CM-2 — Cannibalisation adjustment in grid tariff. New wind and solar PPAs and grid connection agreements signed after a designated implementation date could include a negative price clawback: if spot price falls below –10 €/MWh, the PPA price is reduced by 50% of the negative spread. CM-2 applies prospectively only — existing signed contracts are not affected. Legal basis: grid connection terms on new agreements, not retroactive contract modification. The parameters (50% reduction, –10 €/MWh threshold) are indicative and warrant a separate technical calibration exercise drawing on German and Danish grid fee precedents; they are not asserted as optimal.
CM-3 — Fiscal continuity test for allocations above 100 MW. Any new PPA or grid connection request above 100 MW should trigger a public fiscal impact assessment (tax revenue, trade balance, capital repatriation) published before the connection decision. Non-binding — but it makes the trade-off visible. The 100 MW threshold is calibrated to capture individual data centre connections (typically 50–500 MW) while excluding small industrial consumers.
Long-term power purchase agreements are not bad instruments. They provide price stability for industry and enable financing of new renewable generation. The problem is not the instrument but the absence of institutional oversight of the instrument's cumulative effect.

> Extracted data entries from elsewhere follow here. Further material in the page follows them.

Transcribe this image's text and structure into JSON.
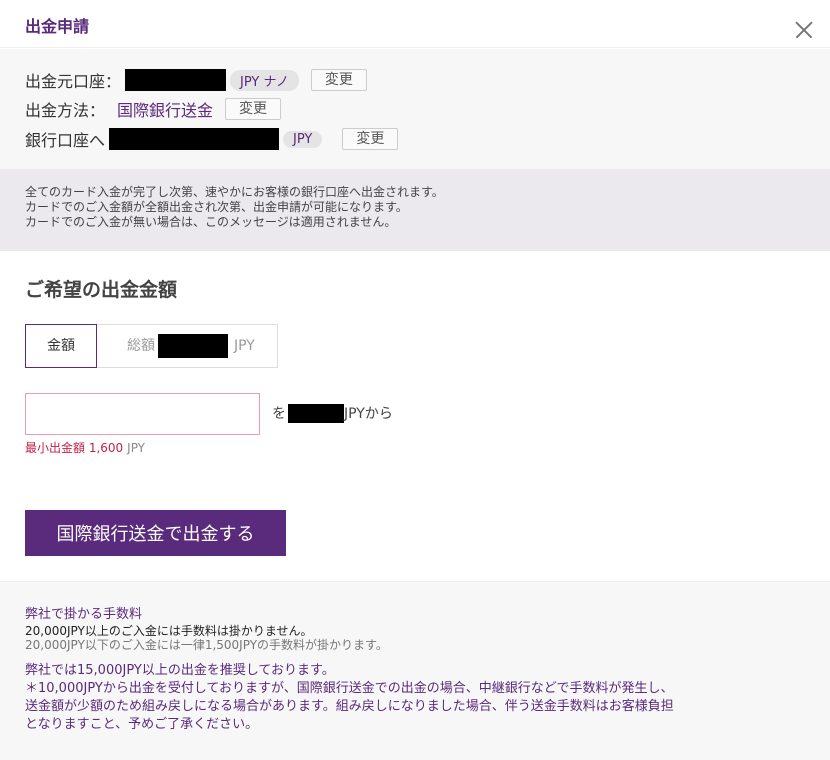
{
  "header": {
    "title": "出金申請"
  },
  "account_info": {
    "source_label": "出金元口座：",
    "source_currency_badge": "JPY ナノ",
    "method_label": "出金方法：",
    "method_value": "国際銀行送金",
    "bank_label": "銀行口座へ",
    "bank_currency_badge": "JPY",
    "change_label": "変更"
  },
  "notice": {
    "lines": [
      "全てのカード入金が完了し次第、速やかにお客様の銀行口座へ出金されます。",
      "カードでのご入金額が全額出金され次第、出金申請が可能になります。",
      "カードでのご入金が無い場合は、このメッセージは適用されません。"
    ]
  },
  "withdraw": {
    "section_title": "ご希望の出金金額",
    "tab_amount": "金額",
    "tab_total_prefix": "総額",
    "tab_total_suffix": "JPY",
    "input_value": "",
    "from_prefix": "を",
    "from_suffix": "JPYから",
    "min_label": "最小出金額 1,600",
    "min_unit": "JPY",
    "submit_label": "国際銀行送金で出金する"
  },
  "fees": {
    "title": "弊社で掛かる手数料",
    "line1": "20,000JPY以上のご入金には手数料は掛かりません。",
    "line2": "20,000JPY以下のご入金には一律1,500JPYの手数料が掛かります。",
    "rec1": "弊社では15,000JPY以上の出金を推奨しております。",
    "rec2": "＊10,000JPYから出金を受付しておりますが、国際銀行送金での出金の場合、中継銀行などで手数料が発生し、",
    "rec3": "送金額が少額のため組み戻しになる場合があります。組み戻しになりました場合、伴う送金手数料はお客様負担",
    "rec4": "となりますこと、予めご了承ください。"
  },
  "colors": {
    "accent": "#5a2a7c",
    "error": "#c0234a"
  }
}
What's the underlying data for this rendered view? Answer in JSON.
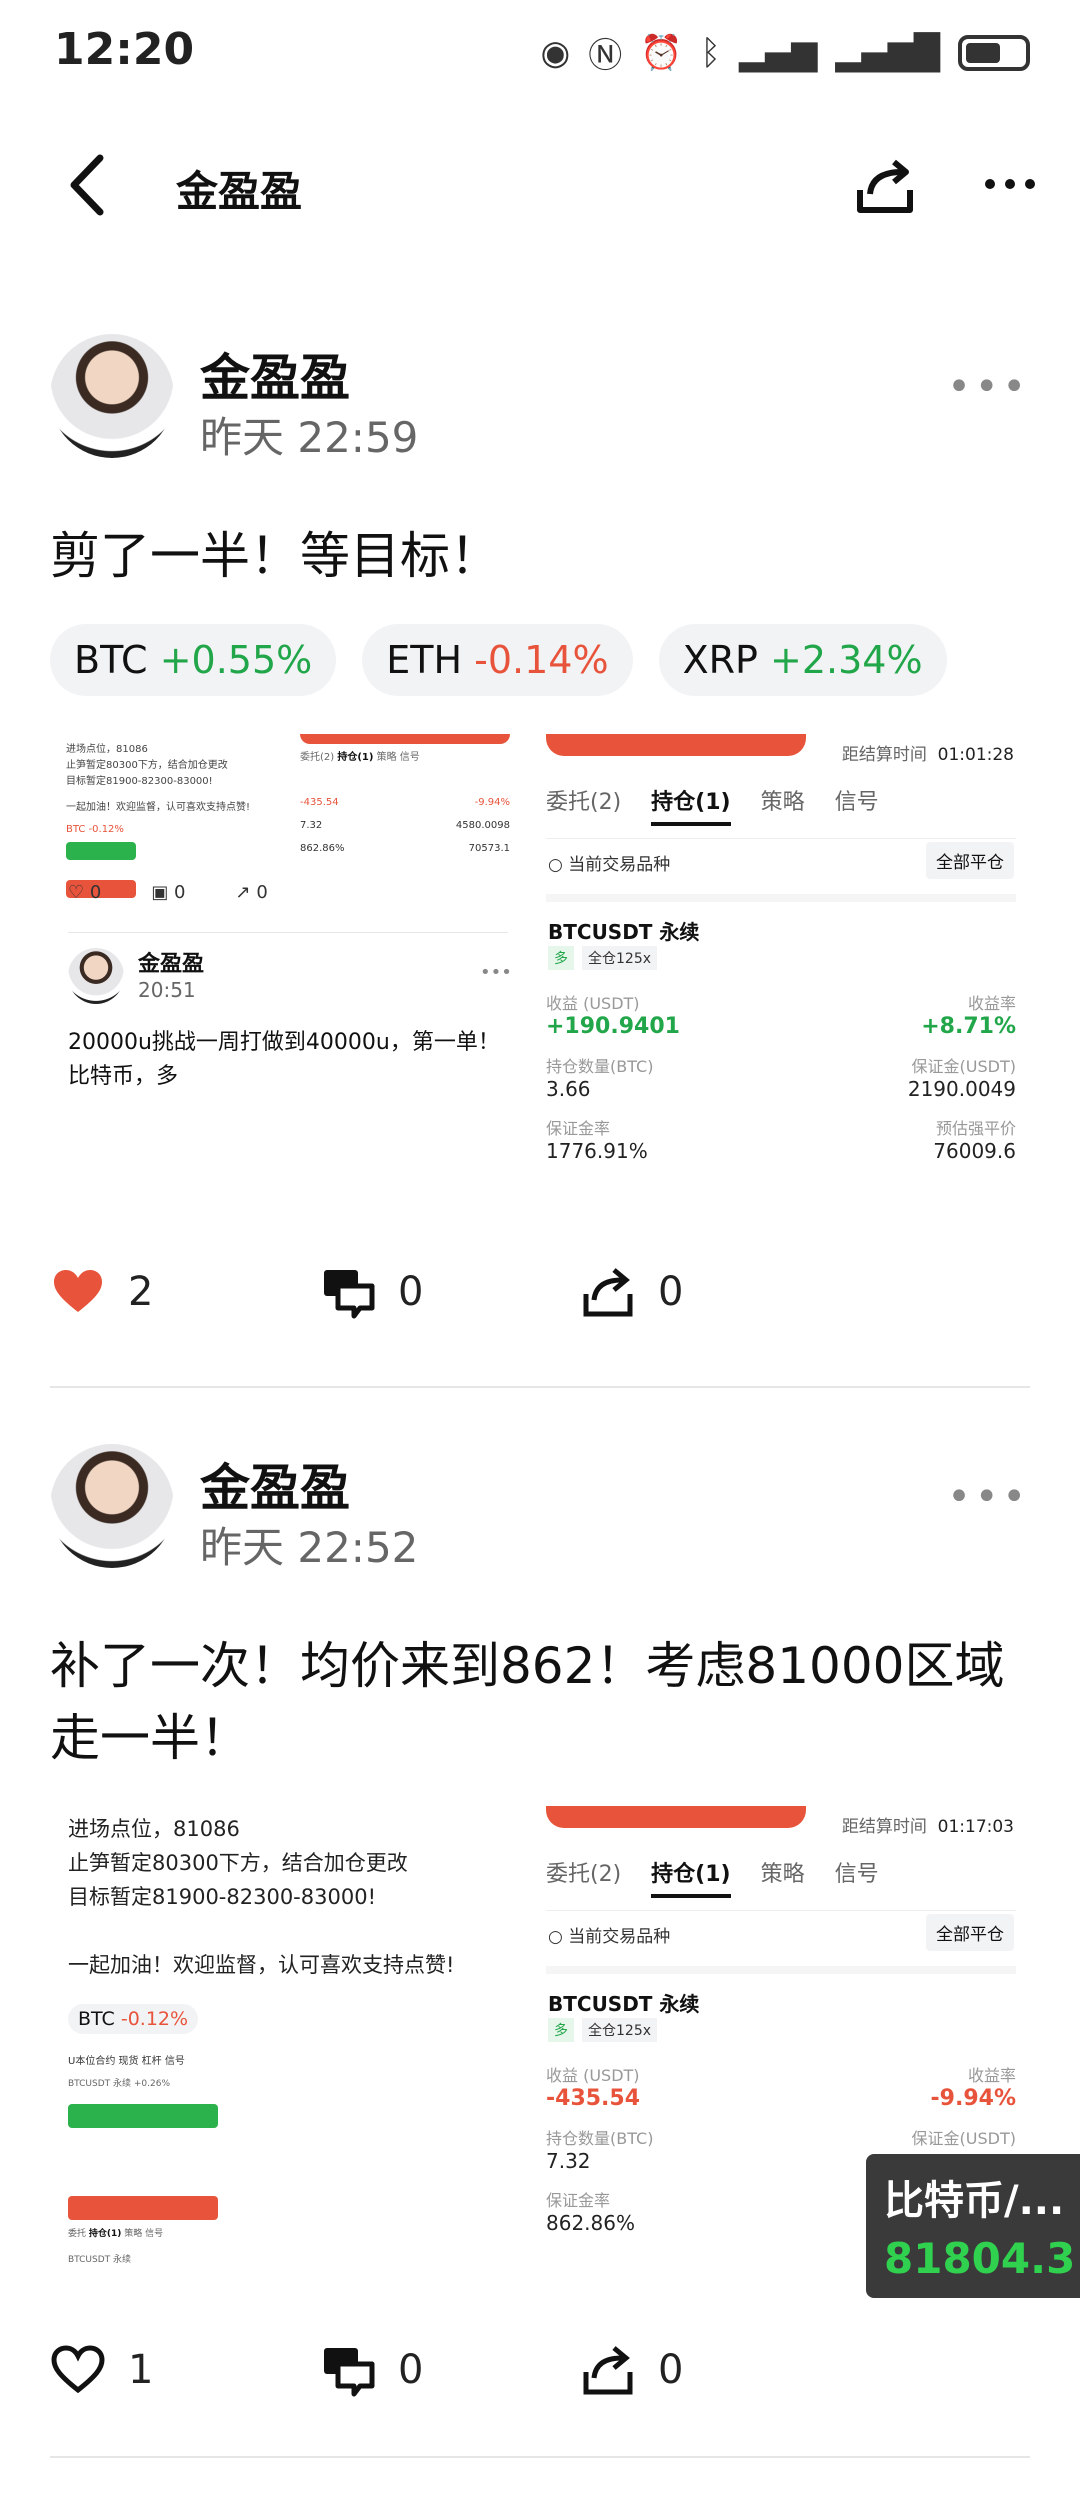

When PPA share reaches 30–50% of zero-carbon generation, the spot market becomes structurally thinner, more volatile, and less equitable — households pay residual prices while industry pays fixed low rates. The compensatory market (BESS, FPA) reduces systemic volatility but captures the resulting value for large actors, not small consumers or municipalities.
The solution is not restriction but transparency: publish the cumulative liquidity position, stress-test the price impact, and require a fiscal check before very large allocations. Each individual PPA is visible. Their aggregate effect currently is not. That invisibility is the coordination failure — and it is correctable without touching the contracts themselves.